Problem is parsing through an xml that starts right after <Envelope>
from bs4 import BeautifulSoup
Filename =input("Enter File name to be imported :" )
imp_ext = ".xml"
imp_file = ("".join([Filename,imp_ext]))
#it is in UTF-16BE format
with open(imp_file, encoding= 'UTF-16') as fp:
soup = BeautifulSoup(fp, 'xml')
Soup has this data:
<?xml version="1.0" encoding="UTF-8"?>
<ENVELOPE>
<DSPACCNAME>
<DSPDISPNAME>206375</DSPDISPNAME>
</DSPACCNAME>
<DSPSTKINFO>
<DSPSTKOUT>
<DSPOUTQTY>1 EA</DSPOUTQTY>
<DSPOUTRATE>715.00</DSPOUTRATE>
<DSPNETTCRAMTA>715.00</DSPNETTCRAMTA>
<DSPCRAMTA>715.00</DSPCRAMTA>
<DSPCONSAMT>-358.62</DSPCONSAMT>
<DSPGPAMT>356.38</DSPGPAMT>
<DSPGPPERC>49.84 %</DSPGPPERC>
</DSPSTKOUT>
<DSPSTKCL>
<DSPCLQTY>3 EA</DSPCLQTY>
<DSPCLRATE>358.62</DSPCLRATE>
<DSPCLAMTA>-1075.87</DSPCLAMTA>
</DSPSTKCL>
</DSPSTKINFO>
<SSBATCHNAME>
<SSBATCH />
<SSGODOWN>Ware -House (Mankoli-Bhiwandi)</SSGODOWN>
</SSBATCHNAME>
<DSPSTKINFO>
<DSPSTKOUT>
<DSPOUTQTY>1 EA</DSPOUTQTY>
<DSPOUTRATE>715.00</DSPOUTRATE>
<DSPNETTCRAMTA>715.00</DSPNETTCRAMTA>
<DSPCRAMTA>715.00</DSPCRAMTA>
<DSPCONSAMT>-358.62</DSPCONSAMT>
<DSPGPAMT>356.38</DSPGPAMT>
<DSPGPPERC>49.84 %</DSPGPPERC>
</DSPSTKOUT>
<DSPSTKCL>
<DSPCLQTY>3 EA</DSPCLQTY>
<DSPCLRATE>358.62</DSPCLRATE>
<DSPCLAMTA>-1075.87</DSPCLAMTA>
</DSPSTKCL>
</DSPSTKINFO>
</ENVELOPE>
then I am trying to extract data from xml file I also tried:
for a in soup.findAll('DSPACCNAME'):
for b in soup.findAll('DSPSTKINFO'):
print(a.DSPDISPNAME)
print(b.DSPCLQTY)
print(b.DSPCLRATE)
print(b.DSPCLAMTA)
I am getting output that is something like this:
206375
1 EA
715.00
715.00
715.00
-358.62
356.38
49.84 %
Issue is I don't have a parent class that creates a boundary. I am trying to extract the data in CSV format. Data comes from tally. It is called stock summary to be exact. I have no idea how to proceed. Data comes with empty values as well. And that needs to be captured as it is.

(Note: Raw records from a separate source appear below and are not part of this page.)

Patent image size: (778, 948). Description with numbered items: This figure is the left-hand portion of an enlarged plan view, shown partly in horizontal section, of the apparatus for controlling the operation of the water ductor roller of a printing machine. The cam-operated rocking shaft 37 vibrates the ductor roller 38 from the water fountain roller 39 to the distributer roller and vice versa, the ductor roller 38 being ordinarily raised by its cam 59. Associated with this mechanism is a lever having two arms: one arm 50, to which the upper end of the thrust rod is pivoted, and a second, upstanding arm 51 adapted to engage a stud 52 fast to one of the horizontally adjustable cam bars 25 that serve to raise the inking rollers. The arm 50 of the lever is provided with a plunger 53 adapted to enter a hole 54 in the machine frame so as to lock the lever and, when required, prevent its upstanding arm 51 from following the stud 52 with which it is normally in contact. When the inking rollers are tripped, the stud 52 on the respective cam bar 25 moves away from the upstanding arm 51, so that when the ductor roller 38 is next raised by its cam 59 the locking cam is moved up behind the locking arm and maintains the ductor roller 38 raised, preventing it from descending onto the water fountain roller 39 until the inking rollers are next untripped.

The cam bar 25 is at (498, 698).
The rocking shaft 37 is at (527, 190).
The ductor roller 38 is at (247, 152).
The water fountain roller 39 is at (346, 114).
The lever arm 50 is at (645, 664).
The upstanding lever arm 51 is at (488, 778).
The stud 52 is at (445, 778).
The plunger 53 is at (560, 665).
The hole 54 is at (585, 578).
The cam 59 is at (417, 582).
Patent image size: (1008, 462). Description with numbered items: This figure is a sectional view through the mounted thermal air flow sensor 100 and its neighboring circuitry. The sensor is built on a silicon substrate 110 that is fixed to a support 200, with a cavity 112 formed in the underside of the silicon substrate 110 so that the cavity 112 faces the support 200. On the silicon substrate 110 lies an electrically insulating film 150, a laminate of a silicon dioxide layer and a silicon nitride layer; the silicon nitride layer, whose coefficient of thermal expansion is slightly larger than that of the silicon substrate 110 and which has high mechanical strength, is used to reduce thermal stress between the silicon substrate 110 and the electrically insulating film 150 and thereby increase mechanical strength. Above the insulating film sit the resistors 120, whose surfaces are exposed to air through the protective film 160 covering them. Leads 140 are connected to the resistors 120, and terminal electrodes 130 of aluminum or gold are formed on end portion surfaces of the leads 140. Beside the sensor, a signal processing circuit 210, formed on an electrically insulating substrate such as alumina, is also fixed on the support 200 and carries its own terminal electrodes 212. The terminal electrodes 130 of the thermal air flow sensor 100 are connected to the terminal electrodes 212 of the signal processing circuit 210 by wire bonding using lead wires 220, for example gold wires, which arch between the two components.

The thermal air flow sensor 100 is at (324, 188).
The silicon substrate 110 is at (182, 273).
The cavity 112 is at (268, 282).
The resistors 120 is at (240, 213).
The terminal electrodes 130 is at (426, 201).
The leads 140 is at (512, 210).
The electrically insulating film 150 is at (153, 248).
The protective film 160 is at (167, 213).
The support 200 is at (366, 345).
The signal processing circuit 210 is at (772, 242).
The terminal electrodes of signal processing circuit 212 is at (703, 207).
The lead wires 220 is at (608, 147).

CodePudding user response:
I highly recommend not using BeautifulSoup, and in general do not try to parse the XML yourself.
Instead, use a tool that's built to handle XML and relationships that are not strictly parent-child. Specifically, it looks like you need to handle the sibling relationship:
- DSPACCNAME
- display name
- DSPSTKINFO
- ... rest of the data you care about
XSLT and XPATH can handle this easily, especially finding the previous DSPACCNAME element from any DSPSTKINFO element.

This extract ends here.